Let’s not even talk about the families who have been away all week, working I presume, coming in now to sneak a couple of hours of visitation before rushing off to their super-important Super Bowl XLII preparations, expecting me to give then a run-down of their parent’s two-week hospital course to date. I think not. I’m treating the infection so I will update you from A to Z on that. I can have the nurse page the primary doctor for everything else! You’ve already tried that route? Sorry!
But I made it through the day and got home to all your kind words and thoughts on Facebook and it lifted my spirits up to the heavens. Enough to give me courage to attend the Benefit Concert with my beeper in hand just in case the bloodsuckers still needed to reach the ID fellow. After all I am on call. It was the greatest decision ever. I had a really good time. The pager only went off a couple of times and the questions were simple enough to answer without feeling like I had to end my night early to rush home to reference Sanford Guide. It may as well have been my birthday concert and my birthday after-party. Yes, I know. How grandiose of me. How almost blasphemic! But still!
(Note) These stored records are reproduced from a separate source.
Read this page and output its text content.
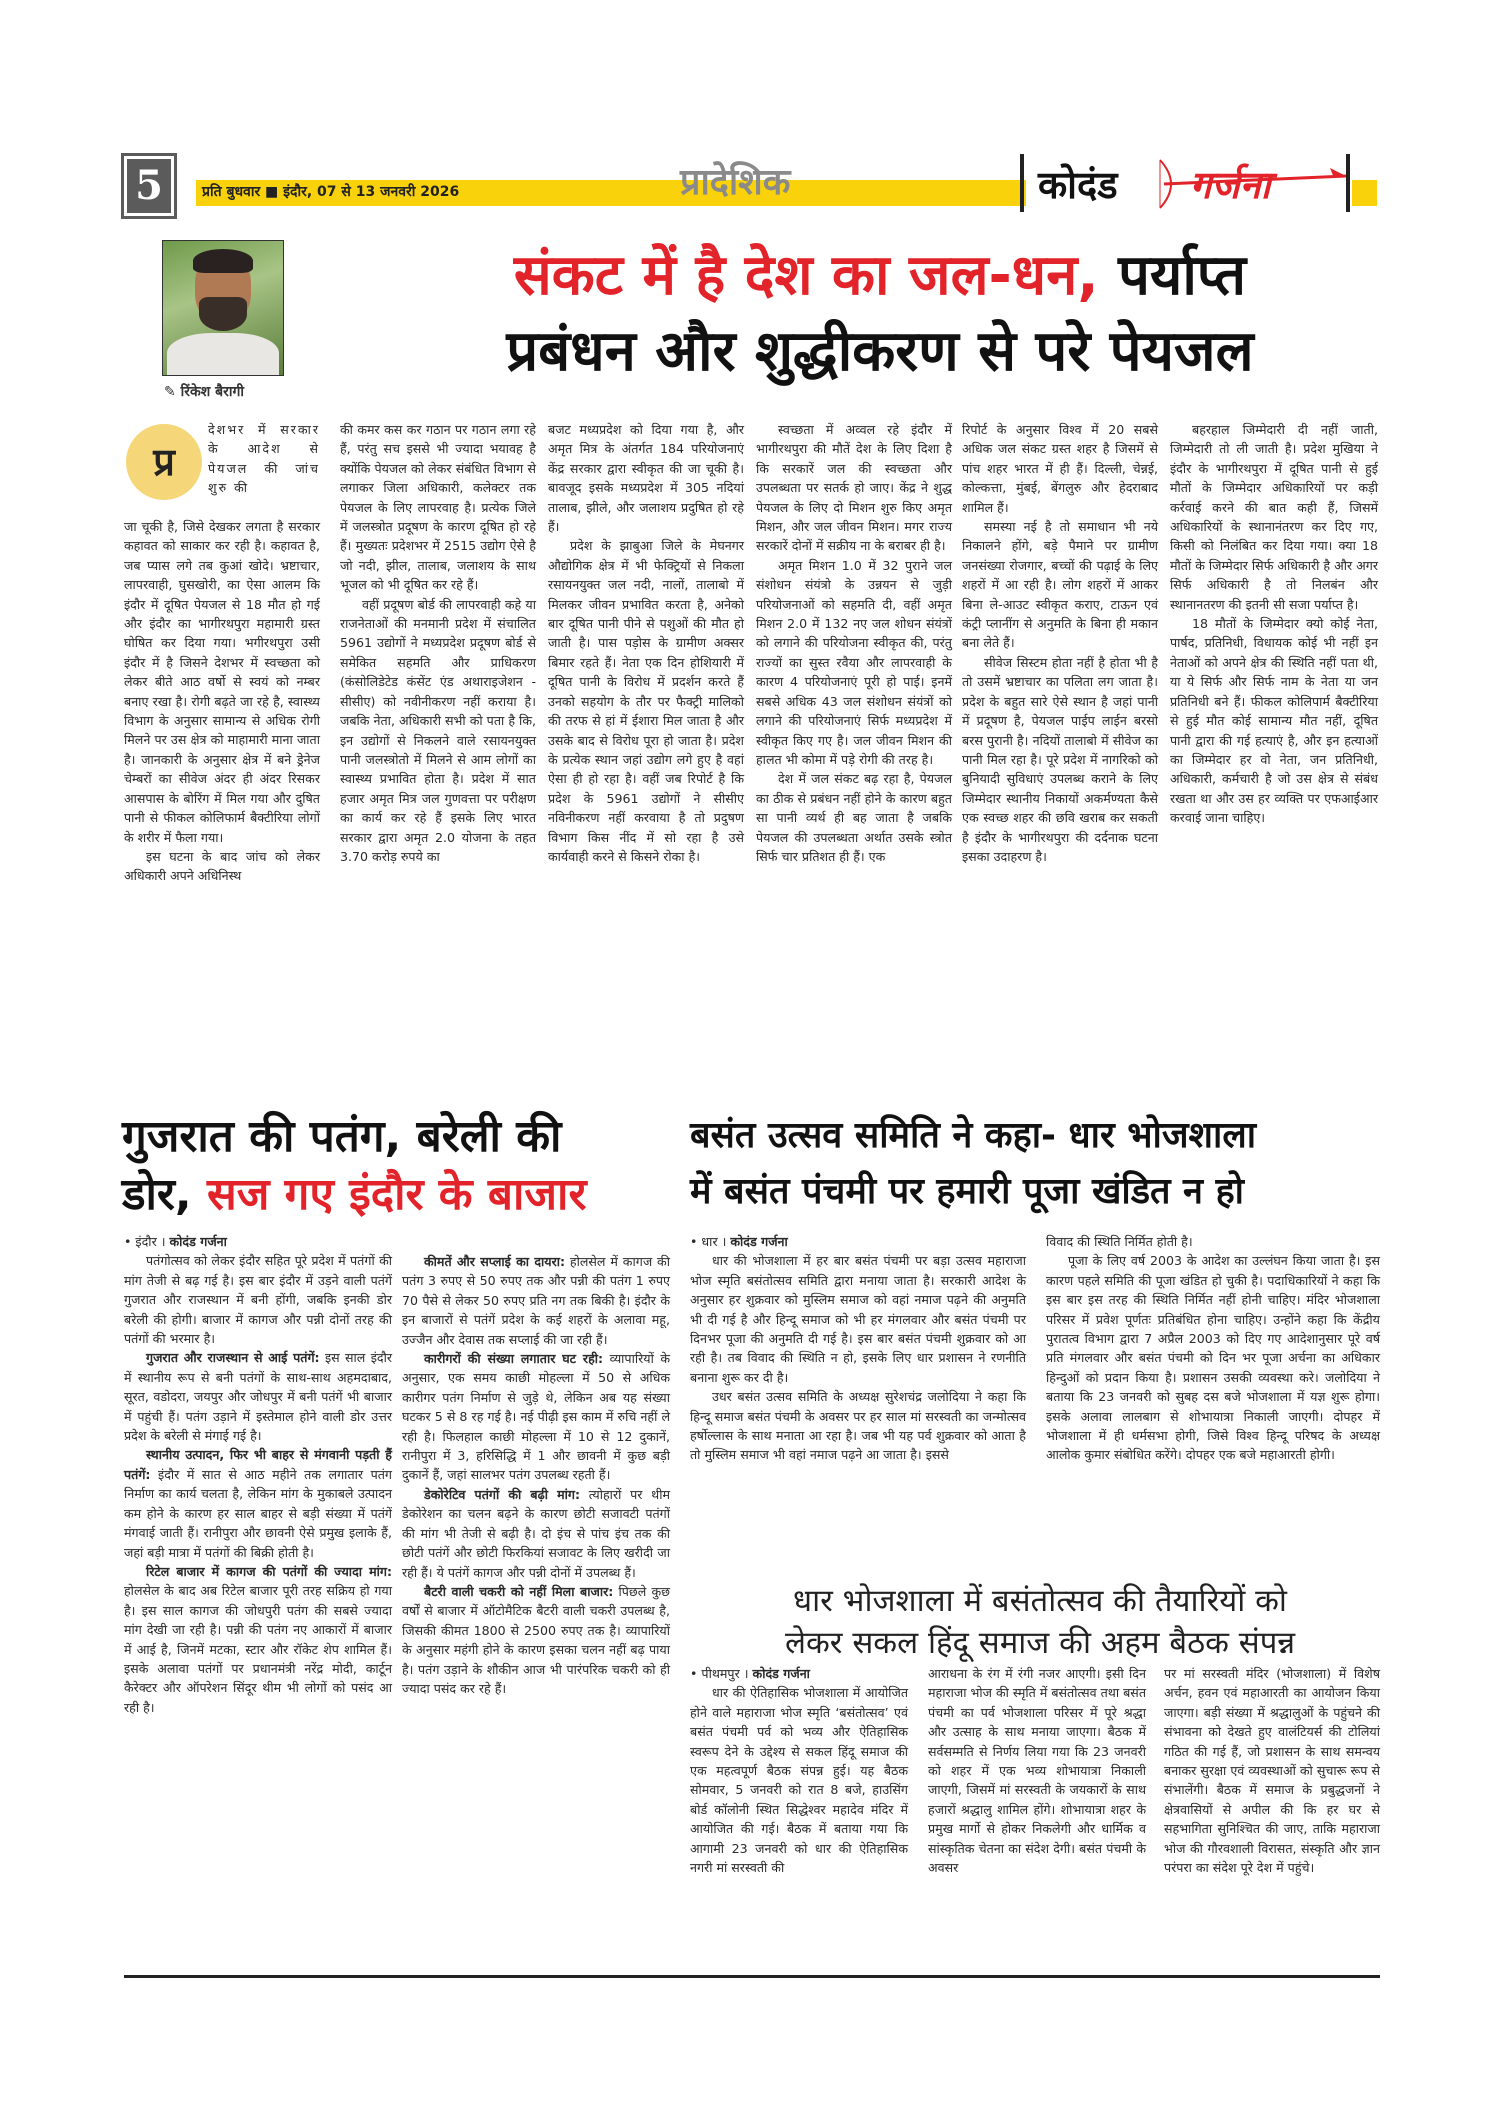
5	प्रति बुधवार ■ इंदौर, 07 से 13 जनवरी 2026	प्रादेशिक	कोदंड गर्जना
✎ रिंकेश बैरागी
संकट में है देश का जल-धन, पर्याप्त
प्रबंधन और शुद्धीकरण से परे पेयजल
प्र

देशभर में सरकार के आदेश से पेयजल की जांच शुरु की

जा चूकी है, जिसे देखकर लगता है सरकार कहावत को साकार कर रही है। कहावत है, जब प्यास लगे तब कुआं खोदे। भ्रष्टाचार, लापरवाही, घुसखोरी, का ऐसा आलम कि इंदौर में दूषित पेयजल से 18 मौत हो गई और इंदौर का भागीरथपुरा महामारी ग्रस्त घोषित कर दिया गया। भगीरथपुरा उसी इंदौर में है जिसने देशभर में स्वच्छता को लेकर बीते आठ वर्षो से स्वयं को नम्बर बनाए रखा है। रोगी बढ़ते जा रहे है, स्वास्थ्य विभाग के अनुसार सामान्य से अधिक रोगी मिलने पर उस क्षेत्र को माहामारी माना जाता है। जानकारी के अनुसार क्षेत्र में बने ड्रेनेज चेम्बरों का सीवेज अंदर ही अंदर रिसकर आसपास के बोरिंग में मिल गया और दुषित पानी से फीकल कोलिफार्म बैक्टीरिया लोगों के शरीर में फैला गया।

इस घटना के बाद जांच को लेकर अधिकारी अपने अधिनिस्थ

की कमर कस कर गठान पर गठान लगा रहे हैं, परंतु सच इससे भी ज्यादा भयावह है क्योंकि पेयजल को लेकर संबंधित विभाग से लगाकर जिला अधिकारी, कलेक्टर तक पेयजल के लिए लापरवाह है। प्रत्येक जिले में जलस्त्रोत प्रदूषण के कारण दूषित हो रहे हैं। मुख्यतः प्रदेशभर में 2515 उद्योग ऐसे है जो नदी, झील, तालाब, जलाशय के साथ भूजल को भी दूषित कर रहे हैं।

वहीं प्रदूषण बोर्ड की लापरवाही कहे या राजनेताओं की मनमानी प्रदेश में संचालित 5961 उद्योगों ने मध्यप्रदेश प्रदूषण बोर्ड से समेकित सहमति और प्राधिकरण (कंसोलिडेटेड कंसेंट एंड अथाराइजेशन - सीसीए) को नवीनीकरण नहीं कराया है। जबकि नेता, अधिकारी सभी को पता है कि, इन उद्योगों से निकलने वाले रसायनयुक्त पानी जलस्त्रोतो में मिलने से आम लोगों का स्वास्थ्य प्रभावित होता है। प्रदेश में सात हजार अमृत मित्र जल गुणवत्ता पर परीक्षण का कार्य कर रहे हैं इसके लिए भारत सरकार द्वारा अमृत 2.0 योजना के तहत 3.70 करोड़ रुपये का

बजट मध्यप्रदेश को दिया गया है, और अमृत मित्र के अंतर्गत 184 परियोजनाएं केंद्र सरकार द्वारा स्वीकृत की जा चूकी है। बावजूद इसके मध्यप्रदेश में 305 नदियां तालाब, झीले, और जलाशय प्रदुषित हो रहे हैं।

प्रदेश के झाबुआ जिले के मेघनगर औद्योगिक क्षेत्र में भी फेक्ट्रियों से निकला रसायनयुक्त जल नदी, नालों, तालाबो में मिलकर जीवन प्रभावित करता है, अनेको बार दूषित पानी पीने से पशुओं की मौत हो जाती है। पास पड़ोस के ग्रामीण अक्सर बिमार रहते हैं। नेता एक दिन होशियारी में दूषित पानी के विरोध में प्रदर्शन करते हैं उनको सहयोग के तौर पर फैक्ट्री मालिको की तरफ से हां में ईशारा मिल जाता है और उसके बाद से विरोध पूरा हो जाता है। प्रदेश के प्रत्येक स्थान जहां उद्योग लगे हुए है वहां ऐसा ही हो रहा है। वहीं जब रिपोर्ट है कि प्रदेश के 5961 उद्योगों ने सीसीए नविनीकरण नहीं करवाया है तो प्रदुषण विभाग किस नींद में सो रहा है उसे कार्यवाही करने से किसने रोका है।

स्वच्छता में अव्वल रहे इंदौर में भागीरथपुरा की मौतें देश के लिए दिशा है कि सरकारें जल की स्वच्छता और उपलब्धता पर सतर्क हो जाए। केंद्र ने शुद्ध पेयजल के लिए दो मिशन शुरु किए अमृत मिशन, और जल जीवन मिशन। मगर राज्य सरकारें दोनों में सक्रीय ना के बराबर ही है।

अमृत मिशन 1.0 में 32 पुराने जल संशोधन संयंत्रो के उन्नयन से जुड़ी परियोजनाओं को सहमति दी, वहीं अमृत मिशन 2.0 में 132 नए जल शोधन संयंत्रों को लगाने की परियोजना स्वीकृत की, परंतु राज्यों का सुस्त रवैया और लापरवाही के कारण 4 परियोजनाएं पूरी हो पाई। इनमें सबसे अधिक 43 जल संशोधन संयंत्रों को लगाने की परियोजनाएं सिर्फ मध्यप्रदेश में स्वीकृत किए गए है। जल जीवन मिशन की हालत भी कोमा में पड़े रोगी की तरह है।

देश में जल संकट बढ़ रहा है, पेयजल का ठीक से प्रबंधन नहीं होने के कारण बहुत सा पानी व्यर्थ ही बह जाता है जबकि पेयजल की उपलब्धता अर्थात उसके स्त्रोत सिर्फ चार प्रतिशत ही हैं। एक

रिपोर्ट के अनुसार विश्व में 20 सबसे अधिक जल संकट ग्रस्त शहर है जिसमें से पांच शहर भारत में ही हैं। दिल्ली, चेन्नई, कोल्कत्ता, मुंबई, बेंगलुरु और हेदराबाद शामिल हैं।

समस्या नई है तो समाधान भी नये निकालने होंगे, बड़े पैमाने पर ग्रामीण जनसंख्या रोजगार, बच्चों की पढ़ाई के लिए शहरों में आ रही है। लोग शहरों में आकर बिना ले-आउट स्वीकृत कराए, टाऊन एवं कंट्री प्लानींग से अनुमति के बिना ही मकान बना लेते हैं।

सीवेज सिस्टम होता नहीं है होता भी है तो उसमें भ्रष्टाचार का पलिता लग जाता है। प्रदेश के बहुत सारे ऐसे स्थान है जहां पानी में प्रदूषण है, पेयजल पाईप लाईन बरसो बरस पुरानी है। नदियों तालाबो में सीवेज का पानी मिल रहा है। पूरे प्रदेश में नागरिको को बुनियादी सुविधाएं उपलब्ध कराने के लिए जिम्मेदार स्थानीय निकायों अकर्मण्यता कैसे एक स्वच्छ शहर की छवि खराब कर सकती है इंदौर के भागीरथपुरा की दर्दनाक घटना इसका उदाहरण है।

बहरहाल जिम्मेदारी दी नहीं जाती, जिम्मेदारी तो ली जाती है। प्रदेश मुखिया ने इंदौर के भागीरथपुरा में दूषित पानी से हुई मौतों के जिम्मेदार अधिकारियों पर कड़ी कर्रवाई करने की बात कही हैं, जिसमें अधिकारियों के स्थानानंतरण कर दिए गए, किसी को निलंबित कर दिया गया। क्या 18 मौतों के जिम्मेदार सिर्फ अधिकारी है और अगर सिर्फ अधिकारी है तो निलबंन और स्थानानतरण की इतनी सी सजा पर्याप्त है।

18 मौतों के जिम्मेदार क्यो कोई नेता, पार्षद, प्रतिनिधी, विधायक कोई भी नहीं इन नेताओं को अपने क्षेत्र की स्थिति नहीं पता थी, या ये सिर्फ और सिर्फ नाम के नेता या जन प्रतिनिधी बने हैं। फीकल कोलिपार्म बैक्टीरिया से हुई मौत कोई सामान्य मौत नहीं, दूषित पानी द्वारा की गई हत्याएं है, और इन हत्याओं का जिम्मेदार हर वो नेता, जन प्रतिनिधी, अधिकारी, कर्मचारी है जो उस क्षेत्र से संबंध रखता था और उस हर व्यक्ति पर एफआईआर करवाई जाना चाहिए।

गुजरात की पतंग, बरेली की
डोर, सज गए इंदौर के बाजार

• इंदौर । कोदंड गर्जना

पतंगोत्सव को लेकर इंदौर सहित पूरे प्रदेश में पतंगों की मांग तेजी से बढ़ गई है। इस बार इंदौर में उड़ने वाली पतंगें गुजरात और राजस्थान में बनी होंगी, जबकि इनकी डोर बरेली की होगी। बाजार में कागज और पन्नी दोनों तरह की पतंगों की भरमार है।

गुजरात और राजस्थान से आई पतंगें: इस साल इंदौर में स्थानीय रूप से बनी पतंगों के साथ-साथ अहमदाबाद, सूरत, वडोदरा, जयपुर और जोधपुर में बनी पतंगें भी बाजार में पहुंची हैं। पतंग उड़ाने में इस्तेमाल होने वाली डोर उत्तर प्रदेश के बरेली से मंगाई गई है।

स्थानीय उत्पादन, फिर भी बाहर से मंगवानी पड़ती हैं पतंगें: इंदौर में सात से आठ महीने तक लगातार पतंग निर्माण का कार्य चलता है, लेकिन मांग के मुकाबले उत्पादन कम होने के कारण हर साल बाहर से बड़ी संख्या में पतंगें मंगवाई जाती हैं। रानीपुरा और छावनी ऐसे प्रमुख इलाके हैं, जहां बड़ी मात्रा में पतंगों की बिक्री होती है।

रिटेल बाजार में कागज की पतंगों की ज्यादा मांग: होलसेल के बाद अब रिटेल बाजार पूरी तरह सक्रिय हो गया है। इस साल कागज की जोधपुरी पतंग की सबसे ज्यादा मांग देखी जा रही है। पन्नी की पतंग नए आकारों में बाजार में आई है, जिनमें मटका, स्टार और रॉकेट शेप शामिल हैं। इसके अलावा पतंगों पर प्रधानमंत्री नरेंद्र मोदी, कार्टून कैरेक्टर और ऑपरेशन सिंदूर थीम भी लोगों को पसंद आ रही है।

कीमतें और सप्लाई का दायरा: होलसेल में कागज की पतंग 3 रुपए से 50 रुपए तक और पन्नी की पतंग 1 रुपए 70 पैसे से लेकर 50 रुपए प्रति नग तक बिकी है। इंदौर के इन बाजारों से पतंगें प्रदेश के कई शहरों के अलावा महू, उज्जैन और देवास तक सप्लाई की जा रही हैं।

कारीगरों की संख्या लगातार घट रही: व्यापारियों के अनुसार, एक समय काछी मोहल्ला में 50 से अधिक कारीगर पतंग निर्माण से जुड़े थे, लेकिन अब यह संख्या घटकर 5 से 8 रह गई है। नई पीढ़ी इस काम में रुचि नहीं ले रही है। फिलहाल काछी मोहल्ला में 10 से 12 दुकानें, रानीपुरा में 3, हरिसिद्धि में 1 और छावनी में कुछ बड़ी दुकानें हैं, जहां सालभर पतंग उपलब्ध रहती हैं।

डेकोरेटिव पतंगों की बढ़ी मांग: त्योहारों पर थीम डेकोरेशन का चलन बढ़ने के कारण छोटी सजावटी पतंगों की मांग भी तेजी से बढ़ी है। दो इंच से पांच इंच तक की छोटी पतंगें और छोटी फिरकियां सजावट के लिए खरीदी जा रही हैं। ये पतंगें कागज और पन्नी दोनों में उपलब्ध हैं।

बैटरी वाली चकरी को नहीं मिला बाजार: पिछले कुछ वर्षों से बाजार में ऑटोमैटिक बैटरी वाली चकरी उपलब्ध है, जिसकी कीमत 1800 से 2500 रुपए तक है। व्यापारियों के अनुसार महंगी होने के कारण इसका चलन नहीं बढ़ पाया है। पतंग उड़ाने के शौकीन आज भी पारंपरिक चकरी को ही ज्यादा पसंद कर रहे हैं।

बसंत उत्सव समिति ने कहा- धार भोजशाला
में बसंत पंचमी पर हमारी पूजा खंडित न हो

• धार । कोदंड गर्जना

धार की भोजशाला में हर बार बसंत पंचमी पर बड़ा उत्सव महाराजा भोज स्मृति बसंतोत्सव समिति द्वारा मनाया जाता है। सरकारी आदेश के अनुसार हर शुक्रवार को मुस्लिम समाज को वहां नमाज पढ़ने की अनुमति भी दी गई है और हिन्दू समाज को भी हर मंगलवार और बसंत पंचमी पर दिनभर पूजा की अनुमति दी गई है। इस बार बसंत पंचमी शुक्रवार को आ रही है। तब विवाद की स्थिति न हो, इसके लिए धार प्रशासन ने रणनीति बनाना शुरू कर दी है।

उधर बसंत उत्सव समिति के अध्यक्ष सुरेशचंद्र जलोदिया ने कहा कि हिन्दू समाज बसंत पंचमी के अवसर पर हर साल मां सरस्वती का जन्मोत्सव हर्षोल्लास के साथ मनाता आ रहा है। जब भी यह पर्व शुक्रवार को आता है तो मुस्लिम समाज भी वहां नमाज पढ़ने आ जाता है। इससे

विवाद की स्थिति निर्मित होती है।

पूजा के लिए वर्ष 2003 के आदेश का उल्लंघन किया जाता है। इस कारण पहले समिति की पूजा खंडित हो चुकी है। पदाधिकारियों ने कहा कि इस बार इस तरह की स्थिति निर्मित नहीं होनी चाहिए। मंदिर भोजशाला परिसर में प्रवेश पूर्णतः प्रतिबंधित होना चाहिए। उन्होंने कहा कि केंद्रीय पुरातत्व विभाग द्वारा 7 अप्रैल 2003 को दिए गए आदेशानुसार पूरे वर्ष प्रति मंगलवार और बसंत पंचमी को दिन भर पूजा अर्चना का अधिकार हिन्दुओं को प्रदान किया है। प्रशासन उसकी व्यवस्था करे। जलोदिया ने बताया कि 23 जनवरी को सुबह दस बजे भोजशाला में यज्ञ शुरू होगा। इसके अलावा लालबाग से शोभायात्रा निकाली जाएगी। दोपहर में भोजशाला में ही धर्मसभा होगी, जिसे विश्व हिन्दू परिषद के अध्यक्ष आलोक कुमार संबोधित करेंगे। दोपहर एक बजे महाआरती होगी।

धार भोजशाला में बसंतोत्सव की तैयारियों को
लेकर सकल हिंदू समाज की अहम बैठक संपन्न

• पीथमपुर । कोदंड गर्जना

धार की ऐतिहासिक भोजशाला में आयोजित होने वाले महाराजा भोज स्मृति ‘बसंतोत्सव’ एवं बसंत पंचमी पर्व को भव्य और ऐतिहासिक स्वरूप देने के उद्देश्य से सकल हिंदू समाज की एक महत्वपूर्ण बैठक संपन्न हुई। यह बैठक सोमवार, 5 जनवरी को रात 8 बजे, हाउसिंग बोर्ड कॉलोनी स्थित सिद्धेश्वर महादेव मंदिर में आयोजित की गई। बैठक में बताया गया कि आगामी 23 जनवरी को धार की ऐतिहासिक नगरी मां सरस्वती की

आराधना के रंग में रंगी नजर आएगी। इसी दिन महाराजा भोज की स्मृति में बसंतोत्सव तथा बसंत पंचमी का पर्व भोजशाला परिसर में पूरे श्रद्धा और उत्साह के साथ मनाया जाएगा। बैठक में सर्वसम्मति से निर्णय लिया गया कि 23 जनवरी को शहर में एक भव्य शोभायात्रा निकाली जाएगी, जिसमें मां सरस्वती के जयकारों के साथ हजारों श्रद्धालु शामिल होंगे। शोभायात्रा शहर के प्रमुख मार्गो से होकर निकलेगी और धार्मिक व सांस्कृतिक चेतना का संदेश देगी। बसंत पंचमी के अवसर

पर मां सरस्वती मंदिर (भोजशाला) में विशेष अर्चन, हवन एवं महाआरती का आयोजन किया जाएगा। बड़ी संख्या में श्रद्धालुओं के पहुंचने की संभावना को देखते हुए वालंटियर्स की टोलियां गठित की गई हैं, जो प्रशासन के साथ समन्वय बनाकर सुरक्षा एवं व्यवस्थाओं को सुचारू रूप से संभालेंगी। बैठक में समाज के प्रबुद्धजनों ने क्षेत्रवासियों से अपील की कि हर घर से सहभागिता सुनिश्चित की जाए, ताकि महाराजा भोज की गौरवशाली विरासत, संस्कृति और ज्ञान परंपरा का संदेश पूरे देश में पहुंचे।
And now I’m off for the whole day today, yippie! I plan to watch Ghana kick major Nigerian behinds in the Africa Cup of Nations football quarter-finals then enjoy the celebrations when the New England Patriots pummel the New York Giants in the SuperBowl. For the record, I don’t care at all for American football, but it’s the home team!
So now February is going to be just G-R-E-A-T!!!!!!